I cannae do cannas, myself

I am really not a fan of canna lilies. We only have one in our garden, which I assume is Canna Tropicana but I don’t love it enough to give it a prized position in order to star. I find them a bit coarse, lacking any element of refinement. And they don’t die down gracefully at the end of the season. There are many other plants we prefer that we can use for the tropical look in our climate.

But the fact that I don’t want to grow them myself does not stop me from seeing their merits elsewhere. Down the road, so to speak – as in maybe 5km and a couple of road changes down the road – is a fine patch of red cannas that I admired all last summer each time I passed. They are very… bold. And undeniably cheerful. When passing in a car, they are bright enough to catch my eye every time and they do appear to have a long season in flower. Pat, who owns these, offered me some when I stopped to photograph them yesterday, but I declined.
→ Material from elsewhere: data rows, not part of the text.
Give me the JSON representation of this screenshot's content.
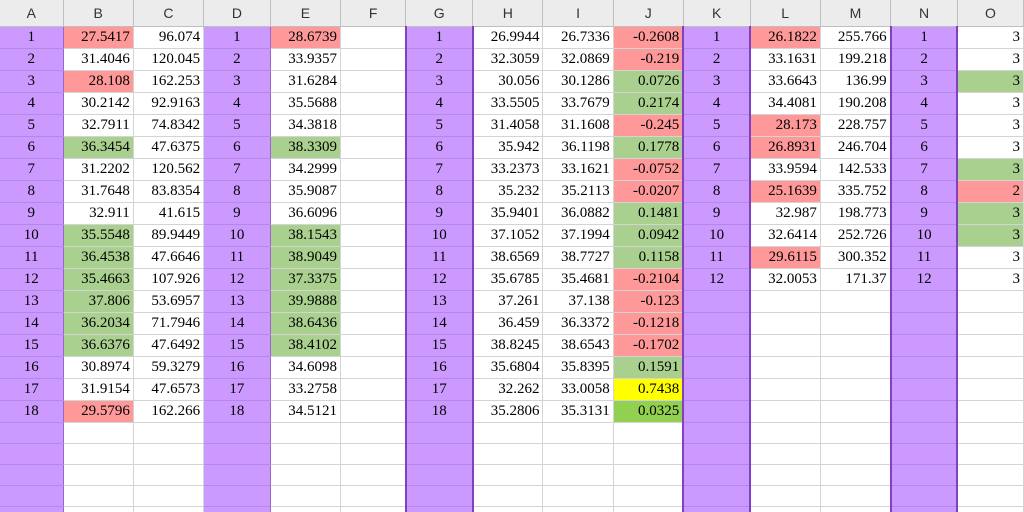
{
  "colors": {
    "purple": "#cc99ff",
    "red": "#ff9999",
    "green": "#a9d08e",
    "yellow": "#ffff00",
    "brightgreen": "#92d050"
  },
  "columns": [
    "A",
    "B",
    "C",
    "D",
    "E",
    "F",
    "G",
    "H",
    "I",
    "J",
    "K",
    "L",
    "M",
    "N",
    "O"
  ],
  "grid": [
    [
      [
        "1",
        ""
      ],
      [
        "27.5417",
        "r"
      ],
      [
        "96.074",
        ""
      ],
      [
        "1",
        ""
      ],
      [
        "28.6739",
        "r"
      ],
      [
        "",
        ""
      ],
      [
        "1",
        ""
      ],
      [
        "26.9944",
        ""
      ],
      [
        "26.7336",
        ""
      ],
      [
        "-0.2608",
        "r"
      ],
      [
        "1",
        ""
      ],
      [
        "26.1822",
        "r"
      ],
      [
        "255.766",
        ""
      ],
      [
        "1",
        ""
      ],
      [
        "3",
        ""
      ]
    ],
    [
      [
        "2",
        ""
      ],
      [
        "31.4046",
        ""
      ],
      [
        "120.045",
        ""
      ],
      [
        "2",
        ""
      ],
      [
        "33.9357",
        ""
      ],
      [
        "",
        ""
      ],
      [
        "2",
        ""
      ],
      [
        "32.3059",
        ""
      ],
      [
        "32.0869",
        ""
      ],
      [
        "-0.219",
        "r"
      ],
      [
        "2",
        ""
      ],
      [
        "33.1631",
        ""
      ],
      [
        "199.218",
        ""
      ],
      [
        "2",
        ""
      ],
      [
        "3",
        ""
      ]
    ],
    [
      [
        "3",
        ""
      ],
      [
        "28.108",
        "r"
      ],
      [
        "162.253",
        ""
      ],
      [
        "3",
        ""
      ],
      [
        "31.6284",
        ""
      ],
      [
        "",
        ""
      ],
      [
        "3",
        ""
      ],
      [
        "30.056",
        ""
      ],
      [
        "30.1286",
        ""
      ],
      [
        "0.0726",
        "g"
      ],
      [
        "3",
        ""
      ],
      [
        "33.6643",
        ""
      ],
      [
        "136.99",
        ""
      ],
      [
        "3",
        ""
      ],
      [
        "3",
        "g"
      ]
    ],
    [
      [
        "4",
        ""
      ],
      [
        "30.2142",
        ""
      ],
      [
        "92.9163",
        ""
      ],
      [
        "4",
        ""
      ],
      [
        "35.5688",
        ""
      ],
      [
        "",
        ""
      ],
      [
        "4",
        ""
      ],
      [
        "33.5505",
        ""
      ],
      [
        "33.7679",
        ""
      ],
      [
        "0.2174",
        "g"
      ],
      [
        "4",
        ""
      ],
      [
        "34.4081",
        ""
      ],
      [
        "190.208",
        ""
      ],
      [
        "4",
        ""
      ],
      [
        "3",
        ""
      ]
    ],
    [
      [
        "5",
        ""
      ],
      [
        "32.7911",
        ""
      ],
      [
        "74.8342",
        ""
      ],
      [
        "5",
        ""
      ],
      [
        "34.3818",
        ""
      ],
      [
        "",
        ""
      ],
      [
        "5",
        ""
      ],
      [
        "31.4058",
        ""
      ],
      [
        "31.1608",
        ""
      ],
      [
        "-0.245",
        "r"
      ],
      [
        "5",
        ""
      ],
      [
        "28.173",
        "r"
      ],
      [
        "228.757",
        ""
      ],
      [
        "5",
        ""
      ],
      [
        "3",
        ""
      ]
    ],
    [
      [
        "6",
        ""
      ],
      [
        "36.3454",
        "g"
      ],
      [
        "47.6375",
        ""
      ],
      [
        "6",
        ""
      ],
      [
        "38.3309",
        "g"
      ],
      [
        "",
        ""
      ],
      [
        "6",
        ""
      ],
      [
        "35.942",
        ""
      ],
      [
        "36.1198",
        ""
      ],
      [
        "0.1778",
        "g"
      ],
      [
        "6",
        ""
      ],
      [
        "26.8931",
        "r"
      ],
      [
        "246.704",
        ""
      ],
      [
        "6",
        ""
      ],
      [
        "3",
        ""
      ]
    ],
    [
      [
        "7",
        ""
      ],
      [
        "31.2202",
        ""
      ],
      [
        "120.562",
        ""
      ],
      [
        "7",
        ""
      ],
      [
        "34.2999",
        ""
      ],
      [
        "",
        ""
      ],
      [
        "7",
        ""
      ],
      [
        "33.2373",
        ""
      ],
      [
        "33.1621",
        ""
      ],
      [
        "-0.0752",
        "r"
      ],
      [
        "7",
        ""
      ],
      [
        "33.9594",
        ""
      ],
      [
        "142.533",
        ""
      ],
      [
        "7",
        ""
      ],
      [
        "3",
        "g"
      ]
    ],
    [
      [
        "8",
        ""
      ],
      [
        "31.7648",
        ""
      ],
      [
        "83.8354",
        ""
      ],
      [
        "8",
        ""
      ],
      [
        "35.9087",
        ""
      ],
      [
        "",
        ""
      ],
      [
        "8",
        ""
      ],
      [
        "35.232",
        ""
      ],
      [
        "35.2113",
        ""
      ],
      [
        "-0.0207",
        "r"
      ],
      [
        "8",
        ""
      ],
      [
        "25.1639",
        "r"
      ],
      [
        "335.752",
        ""
      ],
      [
        "8",
        ""
      ],
      [
        "2",
        "r"
      ]
    ],
    [
      [
        "9",
        ""
      ],
      [
        "32.911",
        ""
      ],
      [
        "41.615",
        ""
      ],
      [
        "9",
        ""
      ],
      [
        "36.6096",
        ""
      ],
      [
        "",
        ""
      ],
      [
        "9",
        ""
      ],
      [
        "35.9401",
        ""
      ],
      [
        "36.0882",
        ""
      ],
      [
        "0.1481",
        "g"
      ],
      [
        "9",
        ""
      ],
      [
        "32.987",
        ""
      ],
      [
        "198.773",
        ""
      ],
      [
        "9",
        ""
      ],
      [
        "3",
        "g"
      ]
    ],
    [
      [
        "10",
        ""
      ],
      [
        "35.5548",
        "g"
      ],
      [
        "89.9449",
        ""
      ],
      [
        "10",
        ""
      ],
      [
        "38.1543",
        "g"
      ],
      [
        "",
        ""
      ],
      [
        "10",
        ""
      ],
      [
        "37.1052",
        ""
      ],
      [
        "37.1994",
        ""
      ],
      [
        "0.0942",
        "g"
      ],
      [
        "10",
        ""
      ],
      [
        "32.6414",
        ""
      ],
      [
        "252.726",
        ""
      ],
      [
        "10",
        ""
      ],
      [
        "3",
        "g"
      ]
    ],
    [
      [
        "11",
        ""
      ],
      [
        "36.4538",
        "g"
      ],
      [
        "47.6646",
        ""
      ],
      [
        "11",
        ""
      ],
      [
        "38.9049",
        "g"
      ],
      [
        "",
        ""
      ],
      [
        "11",
        ""
      ],
      [
        "38.6569",
        ""
      ],
      [
        "38.7727",
        ""
      ],
      [
        "0.1158",
        "g"
      ],
      [
        "11",
        ""
      ],
      [
        "29.6115",
        "r"
      ],
      [
        "300.352",
        ""
      ],
      [
        "11",
        ""
      ],
      [
        "3",
        ""
      ]
    ],
    [
      [
        "12",
        ""
      ],
      [
        "35.4663",
        "g"
      ],
      [
        "107.926",
        ""
      ],
      [
        "12",
        ""
      ],
      [
        "37.3375",
        "g"
      ],
      [
        "",
        ""
      ],
      [
        "12",
        ""
      ],
      [
        "35.6785",
        ""
      ],
      [
        "35.4681",
        ""
      ],
      [
        "-0.2104",
        "r"
      ],
      [
        "12",
        ""
      ],
      [
        "32.0053",
        ""
      ],
      [
        "171.37",
        ""
      ],
      [
        "12",
        ""
      ],
      [
        "3",
        ""
      ]
    ],
    [
      [
        "13",
        ""
      ],
      [
        "37.806",
        "g"
      ],
      [
        "53.6957",
        ""
      ],
      [
        "13",
        ""
      ],
      [
        "39.9888",
        "g"
      ],
      [
        "",
        ""
      ],
      [
        "13",
        ""
      ],
      [
        "37.261",
        ""
      ],
      [
        "37.138",
        ""
      ],
      [
        "-0.123",
        "r"
      ],
      [
        "",
        ""
      ],
      [
        "",
        ""
      ],
      [
        "",
        ""
      ],
      [
        "",
        ""
      ],
      [
        "",
        ""
      ]
    ],
    [
      [
        "14",
        ""
      ],
      [
        "36.2034",
        "g"
      ],
      [
        "71.7946",
        ""
      ],
      [
        "14",
        ""
      ],
      [
        "38.6436",
        "g"
      ],
      [
        "",
        ""
      ],
      [
        "14",
        ""
      ],
      [
        "36.459",
        ""
      ],
      [
        "36.3372",
        ""
      ],
      [
        "-0.1218",
        "r"
      ],
      [
        "",
        ""
      ],
      [
        "",
        ""
      ],
      [
        "",
        ""
      ],
      [
        "",
        ""
      ],
      [
        "",
        ""
      ]
    ],
    [
      [
        "15",
        ""
      ],
      [
        "36.6376",
        "g"
      ],
      [
        "47.6492",
        ""
      ],
      [
        "15",
        ""
      ],
      [
        "38.4102",
        "g"
      ],
      [
        "",
        ""
      ],
      [
        "15",
        ""
      ],
      [
        "38.8245",
        ""
      ],
      [
        "38.6543",
        ""
      ],
      [
        "-0.1702",
        "r"
      ],
      [
        "",
        ""
      ],
      [
        "",
        ""
      ],
      [
        "",
        ""
      ],
      [
        "",
        ""
      ],
      [
        "",
        ""
      ]
    ],
    [
      [
        "16",
        ""
      ],
      [
        "30.8974",
        ""
      ],
      [
        "59.3279",
        ""
      ],
      [
        "16",
        ""
      ],
      [
        "34.6098",
        ""
      ],
      [
        "",
        ""
      ],
      [
        "16",
        ""
      ],
      [
        "35.6804",
        ""
      ],
      [
        "35.8395",
        ""
      ],
      [
        "0.1591",
        "g"
      ],
      [
        "",
        ""
      ],
      [
        "",
        ""
      ],
      [
        "",
        ""
      ],
      [
        "",
        ""
      ],
      [
        "",
        ""
      ]
    ],
    [
      [
        "17",
        ""
      ],
      [
        "31.9154",
        ""
      ],
      [
        "47.6573",
        ""
      ],
      [
        "17",
        ""
      ],
      [
        "33.2758",
        ""
      ],
      [
        "",
        ""
      ],
      [
        "17",
        ""
      ],
      [
        "32.262",
        ""
      ],
      [
        "33.0058",
        ""
      ],
      [
        "0.7438",
        "y"
      ],
      [
        "",
        ""
      ],
      [
        "",
        ""
      ],
      [
        "",
        ""
      ],
      [
        "",
        ""
      ],
      [
        "",
        ""
      ]
    ],
    [
      [
        "18",
        ""
      ],
      [
        "29.5796",
        "r"
      ],
      [
        "162.266",
        ""
      ],
      [
        "18",
        ""
      ],
      [
        "34.5121",
        ""
      ],
      [
        "",
        ""
      ],
      [
        "18",
        ""
      ],
      [
        "35.2806",
        ""
      ],
      [
        "35.3131",
        ""
      ],
      [
        "0.0325",
        "bg"
      ],
      [
        "",
        ""
      ],
      [
        "",
        ""
      ],
      [
        "",
        ""
      ],
      [
        "",
        ""
      ],
      [
        "",
        ""
      ]
    ],
    [
      [
        "",
        ""
      ],
      [
        "",
        ""
      ],
      [
        "",
        ""
      ],
      [
        "",
        ""
      ],
      [
        "",
        ""
      ],
      [
        "",
        ""
      ],
      [
        "",
        ""
      ],
      [
        "",
        ""
      ],
      [
        "",
        ""
      ],
      [
        "",
        ""
      ],
      [
        "",
        ""
      ],
      [
        "",
        ""
      ],
      [
        "",
        ""
      ],
      [
        "",
        ""
      ],
      [
        "",
        ""
      ]
    ],
    [
      [
        "",
        ""
      ],
      [
        "",
        ""
      ],
      [
        "",
        ""
      ],
      [
        "",
        ""
      ],
      [
        "",
        ""
      ],
      [
        "",
        ""
      ],
      [
        "",
        ""
      ],
      [
        "",
        ""
      ],
      [
        "",
        ""
      ],
      [
        "",
        ""
      ],
      [
        "",
        ""
      ],
      [
        "",
        ""
      ],
      [
        "",
        ""
      ],
      [
        "",
        ""
      ],
      [
        "",
        ""
      ]
    ],
    [
      [
        "",
        ""
      ],
      [
        "",
        ""
      ],
      [
        "",
        ""
      ],
      [
        "",
        ""
      ],
      [
        "",
        ""
      ],
      [
        "",
        ""
      ],
      [
        "",
        ""
      ],
      [
        "",
        ""
      ],
      [
        "",
        ""
      ],
      [
        "",
        ""
      ],
      [
        "",
        ""
      ],
      [
        "",
        ""
      ],
      [
        "",
        ""
      ],
      [
        "",
        ""
      ],
      [
        "",
        ""
      ]
    ],
    [
      [
        "",
        ""
      ],
      [
        "",
        ""
      ],
      [
        "",
        ""
      ],
      [
        "",
        ""
      ],
      [
        "",
        ""
      ],
      [
        "",
        ""
      ],
      [
        "",
        ""
      ],
      [
        "",
        ""
      ],
      [
        "",
        ""
      ],
      [
        "",
        ""
      ],
      [
        "",
        ""
      ],
      [
        "",
        ""
      ],
      [
        "",
        ""
      ],
      [
        "",
        ""
      ],
      [
        "",
        ""
      ]
    ],
    [
      [
        "",
        ""
      ],
      [
        "",
        ""
      ],
      [
        "",
        ""
      ],
      [
        "",
        ""
      ],
      [
        "",
        ""
      ],
      [
        "",
        ""
      ],
      [
        "",
        ""
      ],
      [
        "",
        ""
      ],
      [
        "",
        ""
      ],
      [
        "",
        ""
      ],
      [
        "",
        ""
      ],
      [
        "",
        ""
      ],
      [
        "",
        ""
      ],
      [
        "",
        ""
      ],
      [
        "",
        ""
      ]
    ]
  ]
}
I get my pleasure from looking at them in her garden.

If you are going to grow them, my advice would be to plant them in blocks of a single colour for maximum effect. I did not realise until I looked them up to get their species name that they are edible. My cursory study of them indicated that it is the tubers you eat, not the flowers. They are Canna indica, not lilies at all, but that is probably no surprise. Their widespread natural habitat takes in large parts of South and Central America, stretching up into the southern states of USA.

Cannas are a mainstay of the summer plantings at the Te Henui cemetery. Mercifully, Cemetery Sue who leads the team of volunteers who tend those gardens, has kept the colours separate.

Auckland Regional Botanic Gardens also uses big plantings of cannas in their summer herbaceous displays. Some of these are better than others. The symphony in pink was, I thought, charming on the day. The garish stripes in primary colours, not so much. 


5 thoughts on “I cannae do cannas, myself

  1. Renee

    I am not enamoured of their flowers, but some cannas have spectacular foliage. In spring I picked up a sad Tropicanna Gold that had split its pot for $4 and am growing it in a large pot as a foliage houseplant in a north facing window. Needs a lot of water but it’s growing well, with a little browning on some leaves that I haven’t decided whether to attribute to underwatering, lack of humidity or simply too much heat in front of the glass. If it puts out buds I will likely remove them.

  2. tonytomeo

    Confusion about the identity of ‘Tropicana’ seems to be quite common. My colleague in San Jose said the same about his. It really looks like ‘Tropicana’, but no one really knows. I grow ‘Australia’ in my downtown planter box because one of the neighboring merchants really likes bronze foliage; and I thought it would contrast nicely with the pale green of the aeoniums. Otherwise, my favorite cannas are the really big ones with smaller flowers. They are grown more for the foliage than the flowers.